PERTH/PARIS (Reuters) - France’s Total (TOTF.PA) has agreed to buy a stake in InterOil’s IOC.N Papua New Guinea gas fields, which could include the construction of a liquefied natural gas (LNG) export plant in a deal worth up to $3.6 billion.
Total will take a share of 61.3 percent in InterOil’s petroleum retention license 15, which includes the Elk and Antelope fields, InterOil said in a statement.
Total said in a separate statement it could sell on as much as 19.3 percent of the bloc to an unnamed strategic partner and would pay $470 million in 2014 for the remaining 42 percent stake, as well as a contingency payment it put at $590 million, depending on a further study of assets by Total.

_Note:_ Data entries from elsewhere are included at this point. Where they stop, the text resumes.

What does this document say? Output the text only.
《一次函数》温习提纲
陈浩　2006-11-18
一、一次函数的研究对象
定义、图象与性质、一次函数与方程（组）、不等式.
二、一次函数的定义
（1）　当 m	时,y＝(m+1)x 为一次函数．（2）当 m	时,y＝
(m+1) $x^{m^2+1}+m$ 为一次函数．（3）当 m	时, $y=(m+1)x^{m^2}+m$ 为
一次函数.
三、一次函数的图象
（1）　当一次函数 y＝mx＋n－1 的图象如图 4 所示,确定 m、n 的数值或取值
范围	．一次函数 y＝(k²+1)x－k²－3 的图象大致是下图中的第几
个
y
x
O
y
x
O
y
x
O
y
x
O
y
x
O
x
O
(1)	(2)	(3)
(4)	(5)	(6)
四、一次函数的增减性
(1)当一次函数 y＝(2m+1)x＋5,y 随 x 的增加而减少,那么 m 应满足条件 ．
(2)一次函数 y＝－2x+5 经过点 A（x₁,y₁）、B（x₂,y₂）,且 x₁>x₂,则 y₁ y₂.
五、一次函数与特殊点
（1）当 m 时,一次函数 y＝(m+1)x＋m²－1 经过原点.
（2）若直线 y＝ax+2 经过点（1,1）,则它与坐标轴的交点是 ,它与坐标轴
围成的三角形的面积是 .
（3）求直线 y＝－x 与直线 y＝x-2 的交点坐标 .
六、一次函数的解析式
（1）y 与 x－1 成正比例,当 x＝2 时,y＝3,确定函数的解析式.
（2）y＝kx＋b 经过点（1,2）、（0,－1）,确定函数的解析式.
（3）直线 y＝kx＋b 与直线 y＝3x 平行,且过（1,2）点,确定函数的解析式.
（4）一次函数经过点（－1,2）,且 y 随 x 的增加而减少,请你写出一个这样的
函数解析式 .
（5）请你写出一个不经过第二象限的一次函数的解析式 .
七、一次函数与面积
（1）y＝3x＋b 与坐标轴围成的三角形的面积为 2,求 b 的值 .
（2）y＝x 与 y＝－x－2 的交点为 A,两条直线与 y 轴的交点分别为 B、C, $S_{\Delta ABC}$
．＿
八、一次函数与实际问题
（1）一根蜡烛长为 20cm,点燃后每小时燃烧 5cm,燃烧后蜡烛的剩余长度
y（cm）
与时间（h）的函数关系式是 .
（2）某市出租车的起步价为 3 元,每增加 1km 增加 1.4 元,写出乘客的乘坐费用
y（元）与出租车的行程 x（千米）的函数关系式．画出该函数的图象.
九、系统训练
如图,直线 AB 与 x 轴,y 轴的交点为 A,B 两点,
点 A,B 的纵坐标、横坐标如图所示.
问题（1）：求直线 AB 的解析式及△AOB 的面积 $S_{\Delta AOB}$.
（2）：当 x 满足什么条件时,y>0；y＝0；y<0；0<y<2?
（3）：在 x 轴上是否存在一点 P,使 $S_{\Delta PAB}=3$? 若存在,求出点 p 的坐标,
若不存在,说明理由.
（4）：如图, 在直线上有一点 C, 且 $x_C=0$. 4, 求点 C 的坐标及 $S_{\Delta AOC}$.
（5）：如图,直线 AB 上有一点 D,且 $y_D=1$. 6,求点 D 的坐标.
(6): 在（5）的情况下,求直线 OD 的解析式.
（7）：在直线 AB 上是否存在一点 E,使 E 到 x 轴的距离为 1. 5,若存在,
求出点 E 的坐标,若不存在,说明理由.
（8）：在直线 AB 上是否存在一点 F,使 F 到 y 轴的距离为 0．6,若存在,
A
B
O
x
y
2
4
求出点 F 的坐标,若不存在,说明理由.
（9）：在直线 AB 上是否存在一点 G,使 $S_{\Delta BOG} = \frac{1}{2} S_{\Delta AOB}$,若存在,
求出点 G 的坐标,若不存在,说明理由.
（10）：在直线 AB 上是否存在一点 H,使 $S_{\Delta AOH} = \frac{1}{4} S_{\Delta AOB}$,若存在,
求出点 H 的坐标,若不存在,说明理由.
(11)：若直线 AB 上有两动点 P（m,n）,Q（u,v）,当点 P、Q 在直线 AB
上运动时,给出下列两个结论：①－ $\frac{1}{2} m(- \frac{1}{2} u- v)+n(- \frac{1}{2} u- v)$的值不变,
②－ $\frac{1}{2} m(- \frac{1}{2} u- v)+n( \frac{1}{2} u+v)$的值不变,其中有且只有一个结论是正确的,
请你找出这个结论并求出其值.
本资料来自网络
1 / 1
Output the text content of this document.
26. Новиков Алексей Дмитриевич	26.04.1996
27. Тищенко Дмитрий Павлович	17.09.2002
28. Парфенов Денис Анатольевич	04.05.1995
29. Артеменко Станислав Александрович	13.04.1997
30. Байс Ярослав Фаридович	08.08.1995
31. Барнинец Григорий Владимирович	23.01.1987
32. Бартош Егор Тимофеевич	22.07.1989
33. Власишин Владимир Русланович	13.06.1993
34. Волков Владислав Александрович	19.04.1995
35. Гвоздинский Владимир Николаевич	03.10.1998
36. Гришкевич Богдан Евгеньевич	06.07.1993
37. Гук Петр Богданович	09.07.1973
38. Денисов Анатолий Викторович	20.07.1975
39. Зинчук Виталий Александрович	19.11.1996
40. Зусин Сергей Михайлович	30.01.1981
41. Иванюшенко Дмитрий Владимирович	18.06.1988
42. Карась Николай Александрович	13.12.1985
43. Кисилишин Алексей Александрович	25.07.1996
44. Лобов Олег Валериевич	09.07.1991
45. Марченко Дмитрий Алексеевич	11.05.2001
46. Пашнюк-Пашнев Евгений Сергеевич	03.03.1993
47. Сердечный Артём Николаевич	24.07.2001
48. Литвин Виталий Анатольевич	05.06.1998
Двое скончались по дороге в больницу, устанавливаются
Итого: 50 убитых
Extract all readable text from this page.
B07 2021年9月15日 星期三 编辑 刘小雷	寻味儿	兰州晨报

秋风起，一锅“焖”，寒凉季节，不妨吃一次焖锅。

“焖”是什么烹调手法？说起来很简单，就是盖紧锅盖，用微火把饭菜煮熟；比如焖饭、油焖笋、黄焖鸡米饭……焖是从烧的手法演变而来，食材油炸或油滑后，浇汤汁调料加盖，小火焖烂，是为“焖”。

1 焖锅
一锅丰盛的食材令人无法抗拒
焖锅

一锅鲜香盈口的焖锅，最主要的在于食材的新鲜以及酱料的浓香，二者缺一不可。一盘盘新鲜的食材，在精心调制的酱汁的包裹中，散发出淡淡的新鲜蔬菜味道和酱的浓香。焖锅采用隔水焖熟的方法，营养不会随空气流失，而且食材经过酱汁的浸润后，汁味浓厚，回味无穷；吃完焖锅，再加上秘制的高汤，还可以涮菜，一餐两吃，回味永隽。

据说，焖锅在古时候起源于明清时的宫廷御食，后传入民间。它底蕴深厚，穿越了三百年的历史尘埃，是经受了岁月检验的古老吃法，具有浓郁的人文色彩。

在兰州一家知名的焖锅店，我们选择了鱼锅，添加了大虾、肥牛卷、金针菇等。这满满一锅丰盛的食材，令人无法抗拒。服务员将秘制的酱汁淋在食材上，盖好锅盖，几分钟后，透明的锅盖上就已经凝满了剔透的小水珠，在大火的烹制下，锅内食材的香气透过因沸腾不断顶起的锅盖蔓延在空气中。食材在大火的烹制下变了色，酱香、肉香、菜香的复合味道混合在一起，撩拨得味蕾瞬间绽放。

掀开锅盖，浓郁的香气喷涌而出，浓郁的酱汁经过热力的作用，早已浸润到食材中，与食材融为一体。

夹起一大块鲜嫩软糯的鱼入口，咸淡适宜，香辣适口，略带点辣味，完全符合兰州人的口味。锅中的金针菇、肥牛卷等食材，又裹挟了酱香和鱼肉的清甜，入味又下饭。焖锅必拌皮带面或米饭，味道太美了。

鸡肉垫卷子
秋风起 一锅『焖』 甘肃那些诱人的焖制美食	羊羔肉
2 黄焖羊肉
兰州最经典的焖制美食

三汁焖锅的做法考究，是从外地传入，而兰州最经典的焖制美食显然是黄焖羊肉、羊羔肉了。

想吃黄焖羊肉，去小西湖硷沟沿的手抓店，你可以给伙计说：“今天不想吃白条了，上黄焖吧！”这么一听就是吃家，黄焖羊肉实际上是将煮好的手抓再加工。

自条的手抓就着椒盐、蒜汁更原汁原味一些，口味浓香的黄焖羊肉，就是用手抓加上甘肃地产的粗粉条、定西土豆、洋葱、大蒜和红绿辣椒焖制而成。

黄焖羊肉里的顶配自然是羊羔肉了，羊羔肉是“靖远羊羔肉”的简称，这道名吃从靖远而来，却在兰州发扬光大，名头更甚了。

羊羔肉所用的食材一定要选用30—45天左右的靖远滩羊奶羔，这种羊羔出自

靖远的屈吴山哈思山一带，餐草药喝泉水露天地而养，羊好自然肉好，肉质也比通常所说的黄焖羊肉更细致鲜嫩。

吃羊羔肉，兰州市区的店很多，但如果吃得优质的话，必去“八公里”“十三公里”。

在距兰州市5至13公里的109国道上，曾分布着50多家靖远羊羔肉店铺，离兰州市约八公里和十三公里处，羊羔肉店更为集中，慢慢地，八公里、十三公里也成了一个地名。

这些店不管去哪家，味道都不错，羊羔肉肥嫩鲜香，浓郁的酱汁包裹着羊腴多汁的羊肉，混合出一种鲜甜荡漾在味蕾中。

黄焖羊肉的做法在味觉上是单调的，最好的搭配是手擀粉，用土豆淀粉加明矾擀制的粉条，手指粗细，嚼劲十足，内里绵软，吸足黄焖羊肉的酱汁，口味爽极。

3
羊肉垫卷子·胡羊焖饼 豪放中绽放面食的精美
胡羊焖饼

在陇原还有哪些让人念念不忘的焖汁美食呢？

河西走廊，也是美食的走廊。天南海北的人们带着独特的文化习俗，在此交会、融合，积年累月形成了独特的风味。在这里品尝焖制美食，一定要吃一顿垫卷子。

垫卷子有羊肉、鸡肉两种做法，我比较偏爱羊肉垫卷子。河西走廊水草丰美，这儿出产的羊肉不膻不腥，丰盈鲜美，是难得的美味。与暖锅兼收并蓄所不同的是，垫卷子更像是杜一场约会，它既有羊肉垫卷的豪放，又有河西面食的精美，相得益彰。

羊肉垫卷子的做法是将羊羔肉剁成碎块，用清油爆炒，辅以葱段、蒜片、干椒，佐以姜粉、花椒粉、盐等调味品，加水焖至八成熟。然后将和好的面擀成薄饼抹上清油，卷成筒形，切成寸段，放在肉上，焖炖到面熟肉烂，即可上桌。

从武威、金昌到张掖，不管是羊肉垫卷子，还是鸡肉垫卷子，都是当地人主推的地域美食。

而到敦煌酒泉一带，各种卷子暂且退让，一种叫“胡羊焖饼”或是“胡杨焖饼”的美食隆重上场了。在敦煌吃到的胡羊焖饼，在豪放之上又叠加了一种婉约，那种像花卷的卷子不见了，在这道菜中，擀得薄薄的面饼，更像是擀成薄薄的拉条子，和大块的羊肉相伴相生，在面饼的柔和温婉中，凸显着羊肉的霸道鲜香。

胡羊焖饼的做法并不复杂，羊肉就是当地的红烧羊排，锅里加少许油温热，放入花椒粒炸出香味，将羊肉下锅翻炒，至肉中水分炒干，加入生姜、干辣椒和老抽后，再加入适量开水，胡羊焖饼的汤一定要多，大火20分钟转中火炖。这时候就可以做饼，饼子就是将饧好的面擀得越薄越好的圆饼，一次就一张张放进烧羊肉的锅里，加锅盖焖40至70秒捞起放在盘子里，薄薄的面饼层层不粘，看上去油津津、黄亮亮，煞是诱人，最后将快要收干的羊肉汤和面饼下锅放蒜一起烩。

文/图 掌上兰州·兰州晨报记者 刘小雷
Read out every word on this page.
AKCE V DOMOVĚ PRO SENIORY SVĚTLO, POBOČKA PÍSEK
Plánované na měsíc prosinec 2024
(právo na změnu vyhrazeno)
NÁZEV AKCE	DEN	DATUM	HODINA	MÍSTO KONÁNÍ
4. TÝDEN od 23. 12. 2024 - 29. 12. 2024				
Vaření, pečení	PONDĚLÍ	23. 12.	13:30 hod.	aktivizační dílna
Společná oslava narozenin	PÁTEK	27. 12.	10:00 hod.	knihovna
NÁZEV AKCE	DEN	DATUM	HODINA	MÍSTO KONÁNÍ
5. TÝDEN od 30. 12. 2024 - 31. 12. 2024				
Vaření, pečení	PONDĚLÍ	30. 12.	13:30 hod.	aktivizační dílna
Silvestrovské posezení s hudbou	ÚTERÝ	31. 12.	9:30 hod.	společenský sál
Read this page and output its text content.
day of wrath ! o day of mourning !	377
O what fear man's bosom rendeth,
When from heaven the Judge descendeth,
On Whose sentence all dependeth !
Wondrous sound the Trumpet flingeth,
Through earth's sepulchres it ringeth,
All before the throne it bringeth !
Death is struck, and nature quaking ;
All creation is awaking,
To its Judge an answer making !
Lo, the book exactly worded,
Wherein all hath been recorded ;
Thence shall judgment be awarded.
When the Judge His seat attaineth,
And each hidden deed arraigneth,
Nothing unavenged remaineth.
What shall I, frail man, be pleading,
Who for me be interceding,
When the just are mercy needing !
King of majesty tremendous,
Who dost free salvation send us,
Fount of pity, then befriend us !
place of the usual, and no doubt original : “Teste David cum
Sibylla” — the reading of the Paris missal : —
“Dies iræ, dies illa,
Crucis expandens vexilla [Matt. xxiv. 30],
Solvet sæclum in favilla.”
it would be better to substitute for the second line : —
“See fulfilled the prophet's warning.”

InterOil said payments could reach up to $3.6 billion depending on the size of the gas and condensate reserves and a final investment decision on the onshore LNG liquefaction plant expected by 2016.
Disagreements with the Papua New Guinea government about the scope of InterOil’s proposed Gulf LNG project, and a requirement that the company find a more experienced LNG player to develop the plant, have held back development of the fields.
InterOil had been searching for a partner to develop the gas fields into the Gulf LNG export project with planned capacity of 3.8 million tonnes per year.
In May it said it had entered into exclusive talks with Exxon to develop the Elk and Antelope fields. At the time, Exxon said it would use the fields to expand its $19 billion PNG LNG export plant.
Instead it chose to team up with the French oil major Total, which is venturing further from its historical base in Western Africa and the Middle East to drill for oil and gas in largely unexplored waters such as offshore South Africa.
InterOil shares closed on Thursday at $88.63, up 12 cents. Shares in Total were up 0.33 percent in Paris by 1115 GMT.